Carter a eu raison puisque Netanyahu, qui a récemment été inculpé par la Cour pénale internationale pour crimes de guerre à Gaza, s’est ensuite ouvertement opposé à la création d’un État palestinien.
Il ne fait aucun doute que les opinions de Carter sur Israël étaient enracinées dans son profond christianisme. Certains l’ont accusé de propos antisémites. Quelle que soit sa motivation, il n’avait pas peur de faire connaître son point de vue bien avant de devenir président. Il s’est rendu pour la première fois en Israël en 1973, alors qu’il était gouverneur de Géorgie.
Lors d’une réunion avec le légendaire Premier ministre Golda Meir, il a décidé de réprimander le dirigeant israélien fermement laïc. « Avec une certaine hésitation, j’ai dit que j’avais longtemps enseigné des leçons des Écritures hébraïques et qu’un modèle historique courant était qu’Israël était puni chaque fois que ses dirigeants se détournaient du culte dévot de Dieu », a raconté Carter dans son livre. “Je lui ai demandé si elle était préoccupée par la nature laïque de son gouvernement travailliste.” Meir, qui fumait à la chaîne, a allumé une autre cigarette et a répondu que non.

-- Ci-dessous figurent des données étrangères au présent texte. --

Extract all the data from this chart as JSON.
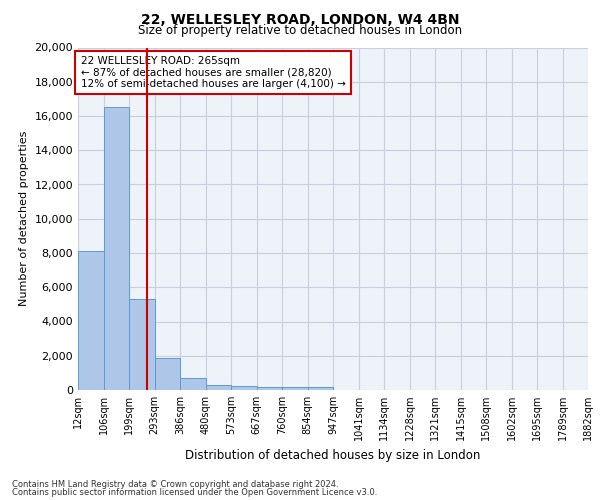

Cela semblait alors naturel lorsque Nelson Mandela a demandé à Carter de devenir membre fondateur des Elders en 2007.
L’ancien président sud-africain a déclaré que l’organisation des anciens dirigeants utiliserait « près de 1 000 ans d’expérience collective » et leur indépendance politique – ils n’avaient pas à se soucier des électeurs ou de leurs législatures – pour s’attaquer aux problèmes que posent ceux qui sont au pouvoir et des organisations telles que comme les Nations Unies n’ont pas pu le faire, de la crise climatique au VIH/SIDA, en passant par certains des conflits les plus durables de la planète. Carter a rejoint les délégations des Elders en Égypte pour faire pression sur le président de l’époque, Mohamed Morsi, en faveur d’une « transition démocratique et inclusive ».
L’ancien dirigeant américain s’est rendu en Birmanie, à Chypre, dans la péninsule coréenne et au Soudan. Mais surtout, il ne faisait pas partie d’une délégation des Anciens en Iran. Il a fait campagne pour l’égalité des femmes et des filles. Puis il s’est remis à construire des maisons, donnant davantage d’interviews critiques à l’égard d’Israël et, même après son diagnostic de cancer, promettant qu’il ne s’arrêterait pas tant qu’il ne serait plus en mesure de continuer. Carter était fidèle à sa parole.